Multi-line answers with YAML block scalars:

questions:
- question: What is a Kubernetes Pod?
  answer: |
    A Pod is the smallest deployable unit in Kubernetes. It wraps one or more
    containers that share networking and storage.

- question: What are AWS Availability Zones?
  answer: >-
    Availability Zones are isolated data centers within a Region,
    each with redundant power and networking.
    They enable high availability when applications span multiple AZs.

Tip: Use | (literal block) to preserve newlines (best for lists and code). Use >- (folded block) for long paragraphs that should be joined into one line.

Caching

Artifacts (WAV audio, PNG slides, MP4 clips) are cached in output/.tmp/ with SHA-based filenames. If the pipeline is interrupted, re-running reuses all previously generated artifacts. Only changed questions get regenerated. Use --force to bypass the cache or clear command to remove it.

Output

Format: MP4 (H.264 High Profile + AAC)
Resolution: 1920x1080 @ 30fps
Audio: 384kbps stereo, 48kHz
Optimized: -movflags +faststart, -tune stillimage

Videos are saved to output/<filename>.mp4.

Architecture

src/
├── index.ts           # CLI entry point (commander)
├── types.ts           # Shared types & defaults
├── parser.ts          # YAML parser
├── tts.ts             # Kokoro TTS synthesis
├── tts-preprocess.ts  # Text preprocessing for TTS
├── renderer.ts        # Slide rendering (@napi-rs/canvas)
├── assembler.ts       # FFmpeg video assembly
├── pipeline.ts        # 4-stage orchestration
├── cache.ts           # SHA-based artifact caching
├── metadata.ts        # YouTube metadata generation
├── youtube-auth.ts    # OAuth2 authentication
├── uploader.ts        # YouTube upload
└── importers/         # Flashcard import drivers
    ├── types.ts       # ImportDriver interface
    ├── index.ts       # Driver registry
    ├── apkg.ts        # Anki / AnkiDroid (.apkg)
    ├── brainscape.ts  # Brainscape (.csv)
    ├── remnote.ts     # RemNote (.md)
    ├── knowt.ts       # Knowt / Quizlet (.tsv)
    ├── gizmo.ts       # Gizmo (.csv)
    └── mochi.ts       # Mochi Cards (.mochi)

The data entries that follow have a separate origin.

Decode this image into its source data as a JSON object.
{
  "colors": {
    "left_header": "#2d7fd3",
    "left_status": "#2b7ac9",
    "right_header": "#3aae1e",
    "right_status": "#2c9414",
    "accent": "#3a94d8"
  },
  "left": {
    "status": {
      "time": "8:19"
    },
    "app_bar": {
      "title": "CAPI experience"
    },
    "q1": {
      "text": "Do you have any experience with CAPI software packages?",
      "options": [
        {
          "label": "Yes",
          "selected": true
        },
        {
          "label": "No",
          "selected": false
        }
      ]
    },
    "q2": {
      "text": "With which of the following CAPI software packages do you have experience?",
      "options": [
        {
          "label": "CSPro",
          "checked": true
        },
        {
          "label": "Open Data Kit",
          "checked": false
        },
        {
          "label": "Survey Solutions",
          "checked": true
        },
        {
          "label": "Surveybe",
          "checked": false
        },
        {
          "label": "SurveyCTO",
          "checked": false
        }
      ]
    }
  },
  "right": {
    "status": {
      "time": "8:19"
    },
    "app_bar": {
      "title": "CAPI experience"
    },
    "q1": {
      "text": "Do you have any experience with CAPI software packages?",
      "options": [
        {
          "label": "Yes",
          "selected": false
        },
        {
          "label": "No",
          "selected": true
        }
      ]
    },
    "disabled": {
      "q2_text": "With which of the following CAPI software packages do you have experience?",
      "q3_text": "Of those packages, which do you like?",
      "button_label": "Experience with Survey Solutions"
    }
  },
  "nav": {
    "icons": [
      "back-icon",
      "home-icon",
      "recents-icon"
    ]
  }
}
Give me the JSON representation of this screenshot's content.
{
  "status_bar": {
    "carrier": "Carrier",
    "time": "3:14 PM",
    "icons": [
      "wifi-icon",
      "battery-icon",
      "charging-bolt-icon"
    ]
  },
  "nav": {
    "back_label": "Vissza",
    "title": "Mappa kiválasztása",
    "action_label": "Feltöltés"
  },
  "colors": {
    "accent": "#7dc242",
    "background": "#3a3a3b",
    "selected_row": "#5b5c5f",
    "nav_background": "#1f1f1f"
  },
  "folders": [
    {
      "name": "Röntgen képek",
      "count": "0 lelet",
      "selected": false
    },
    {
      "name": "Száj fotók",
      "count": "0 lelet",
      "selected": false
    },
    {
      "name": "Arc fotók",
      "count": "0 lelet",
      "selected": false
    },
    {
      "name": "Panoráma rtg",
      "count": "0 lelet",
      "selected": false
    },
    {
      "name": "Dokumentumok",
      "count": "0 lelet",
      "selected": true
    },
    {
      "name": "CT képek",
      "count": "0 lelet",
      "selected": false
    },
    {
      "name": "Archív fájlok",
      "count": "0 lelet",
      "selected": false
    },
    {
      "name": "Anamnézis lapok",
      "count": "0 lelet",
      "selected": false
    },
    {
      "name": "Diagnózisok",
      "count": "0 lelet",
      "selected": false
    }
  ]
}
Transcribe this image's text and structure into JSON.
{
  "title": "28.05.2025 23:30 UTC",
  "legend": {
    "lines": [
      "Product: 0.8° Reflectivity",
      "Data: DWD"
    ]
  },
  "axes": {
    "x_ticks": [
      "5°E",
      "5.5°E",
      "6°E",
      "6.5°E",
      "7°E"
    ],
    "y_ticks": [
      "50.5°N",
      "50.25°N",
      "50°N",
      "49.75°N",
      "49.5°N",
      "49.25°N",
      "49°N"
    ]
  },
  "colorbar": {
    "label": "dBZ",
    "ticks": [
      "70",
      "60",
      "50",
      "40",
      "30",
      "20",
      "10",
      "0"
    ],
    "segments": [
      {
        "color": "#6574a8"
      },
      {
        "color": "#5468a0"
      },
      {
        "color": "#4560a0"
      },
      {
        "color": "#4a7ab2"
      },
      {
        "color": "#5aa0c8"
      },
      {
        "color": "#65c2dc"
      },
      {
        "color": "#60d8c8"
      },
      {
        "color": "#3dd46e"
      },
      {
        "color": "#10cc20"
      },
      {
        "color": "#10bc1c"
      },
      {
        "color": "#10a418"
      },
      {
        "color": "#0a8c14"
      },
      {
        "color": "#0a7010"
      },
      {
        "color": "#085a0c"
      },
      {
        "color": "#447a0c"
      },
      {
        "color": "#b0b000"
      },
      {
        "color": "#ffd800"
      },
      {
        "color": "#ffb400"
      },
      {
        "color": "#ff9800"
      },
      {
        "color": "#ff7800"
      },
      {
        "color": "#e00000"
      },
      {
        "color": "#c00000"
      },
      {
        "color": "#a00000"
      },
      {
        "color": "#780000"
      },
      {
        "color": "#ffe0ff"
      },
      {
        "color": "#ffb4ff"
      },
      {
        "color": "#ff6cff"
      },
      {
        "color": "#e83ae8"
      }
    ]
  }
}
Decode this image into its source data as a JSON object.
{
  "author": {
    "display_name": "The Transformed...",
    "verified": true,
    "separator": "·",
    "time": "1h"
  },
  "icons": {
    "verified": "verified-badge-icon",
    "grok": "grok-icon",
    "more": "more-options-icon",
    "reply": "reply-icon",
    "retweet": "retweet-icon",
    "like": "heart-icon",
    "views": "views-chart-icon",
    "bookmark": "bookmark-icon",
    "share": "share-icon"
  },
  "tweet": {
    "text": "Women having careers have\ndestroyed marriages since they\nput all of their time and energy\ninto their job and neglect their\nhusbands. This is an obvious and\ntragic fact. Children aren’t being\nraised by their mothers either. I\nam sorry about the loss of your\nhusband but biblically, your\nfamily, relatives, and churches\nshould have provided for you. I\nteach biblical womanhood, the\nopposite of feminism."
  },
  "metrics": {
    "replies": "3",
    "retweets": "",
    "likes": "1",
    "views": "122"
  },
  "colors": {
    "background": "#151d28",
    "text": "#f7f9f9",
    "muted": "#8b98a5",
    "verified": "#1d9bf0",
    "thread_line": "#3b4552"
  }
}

Adding a new import driver

Create a file in src/importers/ implementing the ImportDriver interface:

import { ImportDriver, ImportResult } from './types.js';

export const myDriver: ImportDriver = {
  name: 'myapp',
  extensions: ['.myext'],
  description: 'MyApp flashcard export',
  async extract(filePath: string): Promise<ImportResult> {
    // parse the file and return { config, questions }
  },
};

Then register it in src/importers/index.ts:

import { myDriver } from './mydriver.js';
register(myDriver, 'alias1', 'alias2');

Tech Stack

TTS: kokoro-js — offline neural TTS, Apache 2.0
Canvas: @napi-rs/canvas — Skia-based, zero system deps
Video: fluent-ffmpeg + system FFmpeg
CLI: commander
Import: better-sqlite3 (Anki), adm-zip (Anki/Mochi)

License

MIT